Giral Magali, Pascuariello Giovani, Karam Georges, Hourmant Maryvonne, Cantarovich Diego, Dantal Jacques, Blancho Gilles, Coupel Stephanie, Josien Regis, Daguin Pascal, Méchineau Sandra, Soulillou Jean Paul
Institut de Transplantation Et de Recherche en Transplantation, Inserm U437 (Immunointervention dans les Allo et Xénotransplantation), and Service d'urologie, Place Alexis Ricordeau, Nantes, France.
Kidney Int. 2002 May;61(5):1880-6. doi: 10.1046/j.1523-1755.2002.00323.x.
Long-term graft function is the result of multiple parameters, including both immune and non-immune components, which have a beneficial or detrimental potential. Among these, despite its frequency and theoretical interest (expression of "danger signals" in the graft itself), the effects of acute graft pyelonephritis (AGPN) on immediate and long-term outcome have not been studied in a large series. This article reviews a cohort of 1387 consecutive primary renal transplant recipients.
The objective of the study was to define the risk factor for AGPN, the risk profile for recurrence, and the impact of AGPN on long-term graft survival. According to a higher risk for AGPN in females during their follow-up, statistical analyses (Cox model, and multiple regression analysis) were performed by recipient sex strata.
Multivariate analysis showed that CMV infection was the only risk factor for AGPN occurrence. AGPN occurred in 13% of the graft recipients during their follow-up. Taken as a whole, AGPN was not associated with a significantly poor long-term outcome. However, when assessed in more detail, the outcome of this population was found to be more complex and to depend on several factors. Early AGPN (during the first 3 months) was significantly detrimental for graft outcome, independently of acute rejection episodes. Moreover, E. coli involvement in a first episode was linked to an increased AGPN recurrence.

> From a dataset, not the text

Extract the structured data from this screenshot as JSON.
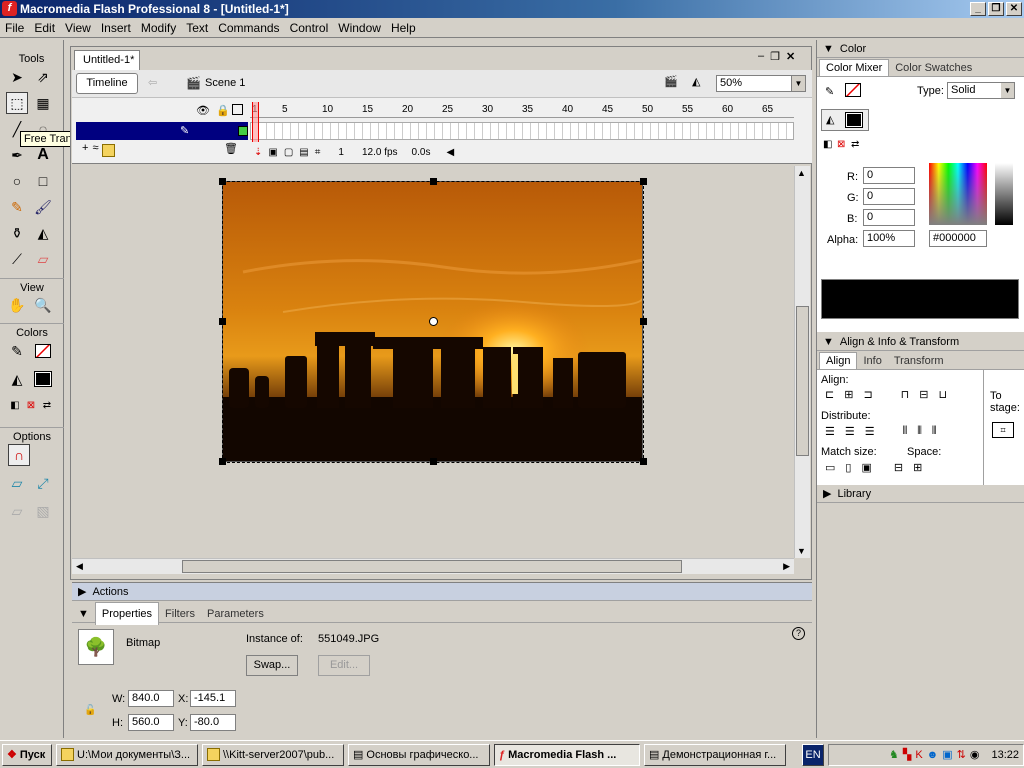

This analysis did not support the concept that with current immunosuppression, strong "danger signals" such as those derived from bacteria within an allograft, are instrumental in initiating acute or chronic rejection.
长期移植肾功能是多种参数的结果,包括免疫和非免疫成分,这些成分具有有益或有害的可能性。其中,尽管急性移植肾盂肾炎(AGPN)发生率较高且具有理论研究价值(移植器官本身“危险信号”的表达),但尚未对大量病例进行过AGPN对近期和远期结局影响的研究。本文回顾了1387例连续的初次肾移植受者队列。
本研究的目的是确定AGPN的危险因素、复发风险特征以及AGPN对长期移植肾存活的影响。鉴于女性在随访期间发生AGPN的风险较高,故按受者性别分层进行统计分析(Cox模型和多元回归分析)。
多变量分析显示,巨细胞病毒(CMV)感染是AGPN发生的唯一危险因素。13%的移植受者在随访期间发生了AGPN。总体而言,AGPN与长期预后不良无显著相关性。然而,更详细评估时发现,该人群的结局更为复杂,且取决于多个因素。早期AGPN(前3个月内)对移植肾结局有显著不利影响,与急性排斥反应无关。此外,首次发作时大肠杆菌感染与AGPN复发增加有关。
该分析不支持以下观点:在当前免疫抑制情况下,诸如来自同种异体移植器官内细菌的强烈“危险信号”可引发急性或慢性排斥反应。